Internationally acclaimed professor and “chief exhilarator” Billy Strean ’86 has published a new audiobook, Humor Me: Lighten Up and Love Life Laughing (Talking Book, 2016).

Books

New Orleans Review has published four poems by Margaret Sametz Rutherford ’81: “My Hungarian Mother,” “I Was Kelp,” “Luminous,” and “My Mother Survived the Shoah.” 

In Once There Was Fire, a Novel of Old Hawaii (Pai’ea Press, 2016), Stephen Shender ’67 invites readers into the Hawaiian Kingdom on the cusp of the islands’ “discovery” by the English. A work of fiction informed by history, this is Shender’s first published novel. 

Daniel Ofori-Addo ’04 self-published a book that is designed to help novice and intermediate Sudoku puzzle enthusiasts improve their ability to solve Sudoku puzzles. The book is titled Sudoku Puzzles Decoded and is available on Amazon.

Dr. Ralph Clayman ’69, dean emeritus of the University of California, Irvine School of Medicine, has published The Compleat Dean: A Guide to Academic Leadership in an Age of Uncertainty. Informed by over 350 collective years of contemporary decanal experience, The Compleat Dean is a hands-on guide to leadership in the field of academic medicine.

Nancy McCannon Barasch ’67 has published her first novel, The Old Soldier’s Love Story (Black Rose Writing, 2015).

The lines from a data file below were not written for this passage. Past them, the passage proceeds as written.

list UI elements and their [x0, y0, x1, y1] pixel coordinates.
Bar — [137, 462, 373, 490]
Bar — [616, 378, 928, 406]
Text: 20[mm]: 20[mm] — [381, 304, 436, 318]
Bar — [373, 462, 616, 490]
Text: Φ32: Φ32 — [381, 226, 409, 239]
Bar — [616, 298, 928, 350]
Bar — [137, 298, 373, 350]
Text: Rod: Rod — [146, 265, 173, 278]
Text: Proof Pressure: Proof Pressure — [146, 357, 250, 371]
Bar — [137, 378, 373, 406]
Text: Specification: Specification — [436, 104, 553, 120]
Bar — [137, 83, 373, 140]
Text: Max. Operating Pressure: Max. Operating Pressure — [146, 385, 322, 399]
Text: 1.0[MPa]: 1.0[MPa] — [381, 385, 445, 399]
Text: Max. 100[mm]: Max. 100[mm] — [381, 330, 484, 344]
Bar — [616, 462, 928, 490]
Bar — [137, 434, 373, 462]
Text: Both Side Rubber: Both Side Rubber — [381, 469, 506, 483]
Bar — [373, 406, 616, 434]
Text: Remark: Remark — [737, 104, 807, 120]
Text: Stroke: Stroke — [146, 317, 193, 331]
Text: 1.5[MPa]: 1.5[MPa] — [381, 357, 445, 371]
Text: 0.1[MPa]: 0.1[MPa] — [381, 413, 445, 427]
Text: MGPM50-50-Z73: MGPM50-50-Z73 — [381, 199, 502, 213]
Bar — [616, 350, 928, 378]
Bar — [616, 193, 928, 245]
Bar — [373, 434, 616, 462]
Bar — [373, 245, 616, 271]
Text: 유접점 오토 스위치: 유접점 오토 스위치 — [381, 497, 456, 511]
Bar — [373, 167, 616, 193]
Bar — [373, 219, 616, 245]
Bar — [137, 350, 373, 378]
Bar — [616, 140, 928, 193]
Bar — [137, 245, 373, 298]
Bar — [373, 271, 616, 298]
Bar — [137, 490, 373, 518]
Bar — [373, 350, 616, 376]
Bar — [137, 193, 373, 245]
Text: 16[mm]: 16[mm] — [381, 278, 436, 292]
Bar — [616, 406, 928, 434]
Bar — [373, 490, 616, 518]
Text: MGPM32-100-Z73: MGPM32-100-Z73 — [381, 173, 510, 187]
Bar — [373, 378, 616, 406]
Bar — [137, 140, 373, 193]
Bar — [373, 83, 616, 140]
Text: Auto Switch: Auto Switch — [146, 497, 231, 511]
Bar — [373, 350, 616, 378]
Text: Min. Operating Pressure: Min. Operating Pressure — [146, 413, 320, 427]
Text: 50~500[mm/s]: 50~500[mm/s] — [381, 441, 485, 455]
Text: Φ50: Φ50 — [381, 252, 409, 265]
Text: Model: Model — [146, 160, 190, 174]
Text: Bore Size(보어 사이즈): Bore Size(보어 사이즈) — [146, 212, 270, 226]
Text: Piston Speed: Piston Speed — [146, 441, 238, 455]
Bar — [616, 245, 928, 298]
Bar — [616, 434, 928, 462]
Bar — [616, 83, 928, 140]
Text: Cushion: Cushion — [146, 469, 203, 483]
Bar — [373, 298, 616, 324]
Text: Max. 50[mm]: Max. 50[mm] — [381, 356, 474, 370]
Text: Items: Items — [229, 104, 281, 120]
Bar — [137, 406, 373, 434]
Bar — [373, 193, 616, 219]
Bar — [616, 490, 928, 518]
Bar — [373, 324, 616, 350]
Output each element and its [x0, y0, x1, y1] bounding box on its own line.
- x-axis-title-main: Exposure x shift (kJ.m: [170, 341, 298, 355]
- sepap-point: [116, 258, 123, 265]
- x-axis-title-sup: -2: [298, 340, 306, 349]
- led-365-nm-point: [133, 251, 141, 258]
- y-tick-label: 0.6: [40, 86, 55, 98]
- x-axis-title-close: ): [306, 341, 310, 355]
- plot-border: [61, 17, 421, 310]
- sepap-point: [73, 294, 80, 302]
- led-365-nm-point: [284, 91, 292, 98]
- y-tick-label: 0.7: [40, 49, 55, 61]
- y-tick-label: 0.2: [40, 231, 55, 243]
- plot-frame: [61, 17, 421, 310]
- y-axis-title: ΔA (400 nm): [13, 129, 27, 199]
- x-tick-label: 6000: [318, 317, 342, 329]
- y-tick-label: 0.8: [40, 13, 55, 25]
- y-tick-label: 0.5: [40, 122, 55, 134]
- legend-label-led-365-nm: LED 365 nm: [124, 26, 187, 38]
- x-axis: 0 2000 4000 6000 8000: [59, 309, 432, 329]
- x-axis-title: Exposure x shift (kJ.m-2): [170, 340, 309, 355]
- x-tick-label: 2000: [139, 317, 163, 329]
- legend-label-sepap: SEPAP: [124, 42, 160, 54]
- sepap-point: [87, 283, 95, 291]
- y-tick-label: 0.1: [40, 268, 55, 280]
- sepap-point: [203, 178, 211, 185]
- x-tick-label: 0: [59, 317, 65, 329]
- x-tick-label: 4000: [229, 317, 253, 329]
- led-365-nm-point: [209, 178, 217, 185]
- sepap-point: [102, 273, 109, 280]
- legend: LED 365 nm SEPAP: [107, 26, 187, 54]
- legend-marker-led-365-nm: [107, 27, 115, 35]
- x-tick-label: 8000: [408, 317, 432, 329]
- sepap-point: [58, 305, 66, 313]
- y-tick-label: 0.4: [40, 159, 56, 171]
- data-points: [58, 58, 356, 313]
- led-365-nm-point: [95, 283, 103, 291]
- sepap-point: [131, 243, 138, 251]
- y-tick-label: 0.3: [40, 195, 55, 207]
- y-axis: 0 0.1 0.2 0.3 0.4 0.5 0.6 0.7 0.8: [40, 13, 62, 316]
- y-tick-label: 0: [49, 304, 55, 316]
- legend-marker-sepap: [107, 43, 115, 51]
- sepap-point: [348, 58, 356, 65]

The novel centers on romance during the Vietnam War era.

Rachel Mathisrud Hall ’95 edited two books, Zadok: The New … Old Order by Teresa Bowen, and Come Up Here: The Place of Our Original Intent by Aaron Smith. Both were published by Scrolls of Zebulon.

Professional Publications

Jenny Anger, professor of art history, helped update the Routledge Encyclopedia of Modernism, an online research resource for modernist art. Designed to make research of the modernist period easier for students and researchers, the resource is a collection of commissioned articles from experts in the field.

Grinnell physics majors Jill Rix ’19, Yue Yu ’17, and Sam Ross ’16 have published the results of their 2015 and 2016 summer research in Physical Review E, the flagship journal of the American Physical Society. Working with Barbara Breen, assistant professor of physics at Grinnell, the students successfully demonstrated mechanical stochastic resonance in an elegant tabletop experiment that harvested wind energy from a flapping flag to enhance signal detection.

Art

Jon Richardson ’10 has released Tonic, his first album of original singer-songwriter music, dedicated to John Christian Rommereim, Blanche Johnson Professor of Music at Grinnell and one of Richardson’s early mentors.